The Court referred to its prior resolutions regarding the implications of article 8 on the legal situation of transsexuals. It stated that despite of the importance of legal certainty and predictability of judgments by the Court, the Convention had to be interpreted in the light of present-day conditions for the rights enshrined in it to be practical and effective. The EctHR pointed out that transsexualism was internationally widely acknowledged as a medical condition and asserted that there was a clear international trend to recognise the new sexual identity of persons having undergone a gender re-assignment. In light of these developments, the respondent state’s failure to adopt a legal framework which catered for the recognition of transsexuals and the practical implications infringed art. 8 ECHR.
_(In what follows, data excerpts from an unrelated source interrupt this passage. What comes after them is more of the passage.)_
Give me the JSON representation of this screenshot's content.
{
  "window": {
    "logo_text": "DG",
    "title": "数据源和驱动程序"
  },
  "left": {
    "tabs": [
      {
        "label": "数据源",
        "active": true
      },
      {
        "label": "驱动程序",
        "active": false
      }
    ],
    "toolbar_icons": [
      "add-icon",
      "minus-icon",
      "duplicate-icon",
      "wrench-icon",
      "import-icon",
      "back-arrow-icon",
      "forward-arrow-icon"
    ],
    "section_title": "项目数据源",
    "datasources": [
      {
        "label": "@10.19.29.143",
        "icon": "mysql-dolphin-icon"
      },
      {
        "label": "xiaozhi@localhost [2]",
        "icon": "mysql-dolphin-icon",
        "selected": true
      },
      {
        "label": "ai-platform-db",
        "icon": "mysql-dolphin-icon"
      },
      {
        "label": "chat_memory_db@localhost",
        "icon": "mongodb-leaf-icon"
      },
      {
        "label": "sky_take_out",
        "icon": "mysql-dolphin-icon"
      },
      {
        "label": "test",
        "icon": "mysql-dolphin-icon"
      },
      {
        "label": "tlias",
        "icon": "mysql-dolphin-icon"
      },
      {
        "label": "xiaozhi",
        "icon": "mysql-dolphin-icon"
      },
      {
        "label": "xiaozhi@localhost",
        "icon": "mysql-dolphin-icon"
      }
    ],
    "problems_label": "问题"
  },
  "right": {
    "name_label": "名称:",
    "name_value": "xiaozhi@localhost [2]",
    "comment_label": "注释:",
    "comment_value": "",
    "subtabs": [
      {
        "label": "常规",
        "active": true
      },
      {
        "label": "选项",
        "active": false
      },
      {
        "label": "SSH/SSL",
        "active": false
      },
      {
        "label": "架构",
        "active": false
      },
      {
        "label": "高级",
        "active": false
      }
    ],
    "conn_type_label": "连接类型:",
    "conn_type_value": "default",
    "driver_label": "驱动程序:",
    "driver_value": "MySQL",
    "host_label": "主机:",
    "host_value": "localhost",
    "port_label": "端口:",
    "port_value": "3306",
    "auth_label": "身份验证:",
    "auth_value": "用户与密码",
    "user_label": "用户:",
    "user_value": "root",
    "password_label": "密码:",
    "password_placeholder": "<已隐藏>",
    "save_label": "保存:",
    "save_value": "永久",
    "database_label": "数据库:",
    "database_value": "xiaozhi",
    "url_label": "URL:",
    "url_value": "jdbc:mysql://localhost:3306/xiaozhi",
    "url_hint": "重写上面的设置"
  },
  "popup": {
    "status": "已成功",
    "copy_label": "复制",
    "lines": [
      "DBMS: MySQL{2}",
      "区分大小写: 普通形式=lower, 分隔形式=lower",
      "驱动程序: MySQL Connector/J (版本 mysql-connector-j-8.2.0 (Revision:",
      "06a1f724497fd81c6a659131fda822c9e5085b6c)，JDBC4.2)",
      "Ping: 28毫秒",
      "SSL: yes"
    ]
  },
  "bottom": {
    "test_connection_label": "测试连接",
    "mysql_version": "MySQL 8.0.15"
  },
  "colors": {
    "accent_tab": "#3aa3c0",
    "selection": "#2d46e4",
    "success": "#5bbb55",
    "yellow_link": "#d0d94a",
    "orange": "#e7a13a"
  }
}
Similarly, the Court found Lithuania in violation of the right to private life in L v Lithuania. The applicant was a female to male transsexual had had partially completed his gender surgical re-assignment. At the material time, the Civil Code of Lithuania had provided for the recognition of transsexuals. However, by laws governing important rights in the area of health care, insurance, public registers etc had, although they had been drafted, not been adopted. The Court held that the failure to enact corresponding laws for four years amounted to a breach of article 8 ECHR.

In van Kuck v Germany, the Court dealt with the obligation of an insurance company to bear the costs for a gender re-assignment. The applicant was a male to female transsexual. She had a contract with an insurance company, which obliged the company to pay 50 % of the cost of necessary medical treatment. After the insurance company had refused to reimburse the applicant for the cost of hormone treatment and had rejected to give an undertaking to bear a part of the expenses for surgery with the aim of gender reassignment, the applicant had filed a civil action against her insurance company. German courts rejected her claim ruling that gender reassignment could not be considered a necessary treatment for the time being. Inter alia, they stated that the applicant would have to undergo extensive psycho-therapy before embarking in surgery and that the applicant had contributed to her situation herself.

The European Court of Human Rights held that the disregard German courts had demonstrated for the situation of the applicant had violated the positive obligation of the state to respect her right to private life.